US 11,915,153 B2
Workload-oriented prediction of response times of storage systems
Paulo Abelha Ferreira, Rio de Janeiro (BR); Adriana Bechara Prado, Niterói (BR); and Pablo Nascimento da Silva, Niterói (BR)
Assigned to Dell Products, L.P., Hopkinton, MA (US)
Filed by EMC IP HOLDING COMPANY LLC, Hopkinton, MA (US)
Filed on May 4, 2020, as Appl. No. 16/865,465.
Prior Publication US 2021/0342712 A1, Nov. 4, 2021
Int. Cl. G06N 5/04 (2023.01); G06F 16/11 (2019.01); G06N 20/20 (2019.01); G06N 5/01 (2023.01)

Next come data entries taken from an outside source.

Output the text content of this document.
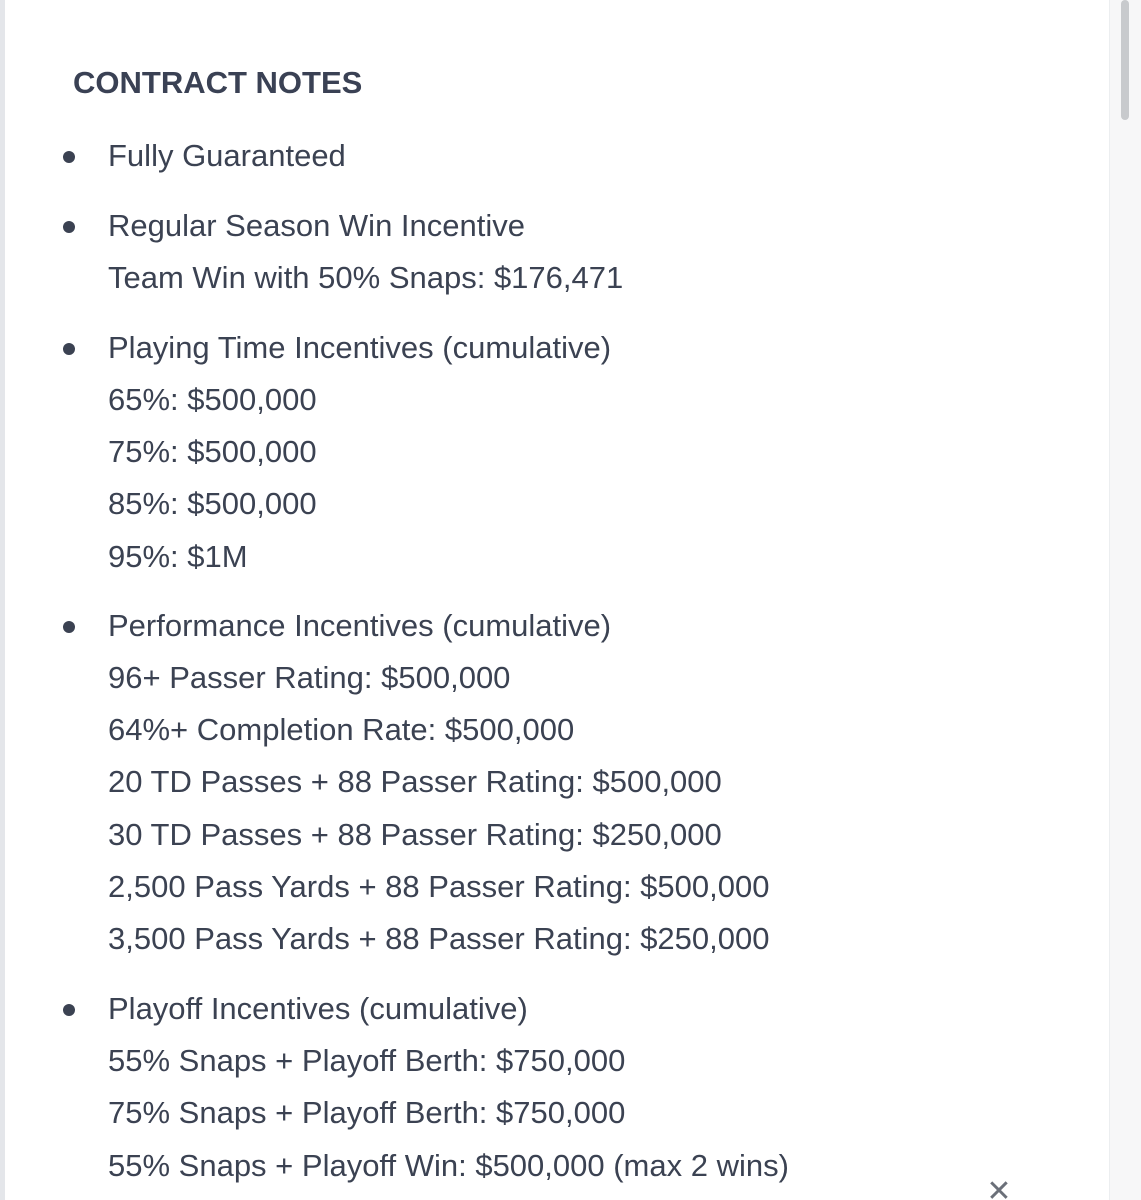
CONTRACT NOTES
Fully Guaranteed
Regular Season Win Incentive
Team Win with 50% Snaps: $176,471
Playing Time Incentives (cumulative)
65%: $500,000
75%: $500,000
85%: $500,000
95%: $1M
Performance Incentives (cumulative)
96+ Passer Rating: $500,000
64%+ Completion Rate: $500,000
20 TD Passes + 88 Passer Rating: $500,000
30 TD Passes + 88 Passer Rating: $250,000
2,500 Pass Yards + 88 Passer Rating: $500,000
3,500 Pass Yards + 88 Passer Rating: $250,000
Playoff Incentives (cumulative)
55% Snaps + Playoff Berth: $750,000
75% Snaps + Playoff Berth: $750,000
55% Snaps + Playoff Win: $500,000 (max 2 wins)
✕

CPC G06N 5/04 (2013.01) [G06F 16/11 (2019.01); G06N 5/01 (2023.01); G06N 20/20 (2019.01)] 18 Claims
OG exemplary drawing
 
1. A non-transitory tangible computer readable storage medium having stored thereon a computer program for implementing a workload-oriented prediction of storage system response time, the computer program including a set of instructions which, when executed by a computer, cause the computer to perform a method comprising the steps of:
obtaining a set of training examples, the set of training examples including a plurality of training examples obtained from a plurality of storage systems, each training example being obtained from a respective one of the plurality of storage systems, and including physical configuration information of the storage system describing a number of storage engines and a number of back-end drive arrays of the respective one of the plurality of storage systems, workload features characterizing a workload processed by the respective one of the plurality of storage systems during a time interval, and storage system response time of the respective one of the plurality of storage systems when processing workload characterized by the workload features during the time interval;
clustering the set of training examples into K clusters according to the workload features, each cluster including a subset of the training examples, wherein K is an integer greater than 1 (K≥2); and
using each subset of training examples to train a respective supervised learning process for the cluster, to cause each supervised learning process to learn a respective regression between two independent variables, the number of storage engines and number of back-end drive arrays of the storage system and the workload features, and a dependent variable, the storage system response time;
wherein each of the supervised learning processes is a decision tree supervised learning process, each decision tree including a plurality of branches containing nodes and terminating at leaves, the nodes of the decision trees being the number of storage engines and the number of back-end drive arrays of the storage system, and the leaves of the comprise nodes of the decision tree being the learned storage system response times.